Why $V_{K_\epsilon}^*|_{K_\epsilon}\equiv 0$?

Question

Here are few corollaries I was reading in Pluripotential theory by M. Klimek. Here $V_K$ is the extremal function.

1. If $\{K_j\}$ are compact sets with $K_{j+1}\subset K_j$ and $K:=\cap_j K_j$, then $\lim_{j\rightarrow \infty} V_{K_j}=V_{K}$;
2. For $K$ compact, $V_{K}$ is lower semicontinuous;
3. For $K$ compact, if $V^*_{K}|_K \equiv 0$ then $V_{K}$ is continuous on $\mathbb{C}^d;$
4. For $K$ compact, $V_{K_\epsilon}$ is continuous and $\lim_{\epsilon \rightarrow 0} V_{K_\epsilon}=V_{K}$, where $K_\epsilon:=\{z: dist(z,K)\leq \epsilon\}$.

Klimek states proofs of all except the 4th one. Since $K_\epsilon$ is compact, we have $\lim_{\epsilon \rightarrow 0} V_{K_\epsilon}=V_{K}$ by 1st one. However, to prove that $V_{K_\epsilon}$ is continuous, we need to show that $V^*_{K_\epsilon}|_{K_\epsilon}\equiv 0$ so we can use 2nd one. But I am having trouble to show it. Could someone please help me to figure it out?

Answer 1

$\textbf{Propositision.}$ If $K$ is compact, then $V_{K}$ is lower semicontinuous in $\mathbb{C}^{d}$.

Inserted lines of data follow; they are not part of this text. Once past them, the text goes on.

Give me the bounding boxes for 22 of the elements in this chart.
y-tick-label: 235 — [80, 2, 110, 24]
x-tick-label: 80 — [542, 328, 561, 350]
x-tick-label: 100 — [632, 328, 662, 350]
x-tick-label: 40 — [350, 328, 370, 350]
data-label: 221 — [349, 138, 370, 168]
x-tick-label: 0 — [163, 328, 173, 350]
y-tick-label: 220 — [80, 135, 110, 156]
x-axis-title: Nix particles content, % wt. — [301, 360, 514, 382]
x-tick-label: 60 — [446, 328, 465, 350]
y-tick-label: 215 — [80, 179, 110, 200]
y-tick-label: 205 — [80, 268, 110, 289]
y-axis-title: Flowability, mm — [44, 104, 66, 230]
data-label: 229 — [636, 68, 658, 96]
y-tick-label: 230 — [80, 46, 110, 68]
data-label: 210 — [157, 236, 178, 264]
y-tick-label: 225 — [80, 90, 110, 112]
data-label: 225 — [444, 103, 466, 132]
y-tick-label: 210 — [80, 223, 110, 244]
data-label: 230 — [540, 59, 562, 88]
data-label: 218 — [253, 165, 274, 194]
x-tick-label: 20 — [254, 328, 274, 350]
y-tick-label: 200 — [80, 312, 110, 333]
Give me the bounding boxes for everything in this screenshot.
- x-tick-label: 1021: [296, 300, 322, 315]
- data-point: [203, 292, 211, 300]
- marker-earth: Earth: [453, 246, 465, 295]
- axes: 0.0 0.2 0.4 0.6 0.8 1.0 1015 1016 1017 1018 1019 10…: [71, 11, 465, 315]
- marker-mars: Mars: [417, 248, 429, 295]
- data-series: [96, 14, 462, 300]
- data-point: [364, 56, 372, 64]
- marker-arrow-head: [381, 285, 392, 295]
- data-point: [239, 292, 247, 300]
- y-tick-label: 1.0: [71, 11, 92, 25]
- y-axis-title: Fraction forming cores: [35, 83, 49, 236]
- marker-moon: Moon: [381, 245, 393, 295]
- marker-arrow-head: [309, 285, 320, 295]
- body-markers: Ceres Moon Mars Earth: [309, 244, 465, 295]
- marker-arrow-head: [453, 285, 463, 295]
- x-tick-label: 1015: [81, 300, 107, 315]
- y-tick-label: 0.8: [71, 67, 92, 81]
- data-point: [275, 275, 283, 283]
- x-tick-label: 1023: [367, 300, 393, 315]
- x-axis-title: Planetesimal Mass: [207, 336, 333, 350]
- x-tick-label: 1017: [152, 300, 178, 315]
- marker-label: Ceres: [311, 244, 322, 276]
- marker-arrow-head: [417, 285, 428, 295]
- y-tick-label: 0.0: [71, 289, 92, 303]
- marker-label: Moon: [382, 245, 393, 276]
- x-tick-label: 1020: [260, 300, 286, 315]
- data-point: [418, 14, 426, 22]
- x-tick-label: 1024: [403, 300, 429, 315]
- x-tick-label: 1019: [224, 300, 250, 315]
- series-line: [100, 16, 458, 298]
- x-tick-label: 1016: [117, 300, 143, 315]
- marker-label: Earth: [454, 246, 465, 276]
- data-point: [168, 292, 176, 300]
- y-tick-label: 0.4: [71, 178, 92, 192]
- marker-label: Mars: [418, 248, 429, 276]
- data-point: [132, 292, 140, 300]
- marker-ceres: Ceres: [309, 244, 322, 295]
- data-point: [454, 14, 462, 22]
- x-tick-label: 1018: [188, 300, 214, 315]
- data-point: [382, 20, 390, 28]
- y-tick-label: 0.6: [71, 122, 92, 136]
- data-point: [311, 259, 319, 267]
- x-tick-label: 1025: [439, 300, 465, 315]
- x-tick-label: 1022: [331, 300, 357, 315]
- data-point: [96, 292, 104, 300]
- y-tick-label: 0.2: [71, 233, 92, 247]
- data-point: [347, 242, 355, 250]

Proof. Fix $u \in L(K)$ and $\varepsilon>0$. By the compactness of $K$ one can find $j=j(\varepsilon)>0$ so small that $u_{j}=u*w_{j}\le\varepsilon$ on $K$. Hence $u_{j}-\varepsilon\in L(K)$ and so $u_{j}-\varepsilon\le V_{K}$ in $\mathbb{C}^{n}$. It follows that $V_{K}$ is an upper envelope of continuous functions $u*w_{j}-\varepsilon$, where $u \in L(K),\ \ \varepsilon>0,\ \ j=j(\varepsilon, u)>0$. Therefore $V_{K}$ is lower semicontinuous.

Answer 2

Define $u_{j}(z):=0-\frac{1}{j}.$ Note that $u_{j}(z)\in L(K_{\varepsilon})$. Consequently, $V^{*}(z,K_{\varepsilon})|_{K_{\varepsilon}}=\{\sup\{u(z): u(z)\in L(K_{\varepsilon})\},\ z\in K_{\varepsilon}\}^{*}=\{\sup\limits_{j}\{u_{j}(z),\ z\in K_{\varepsilon}\}^{*}\equiv 0$.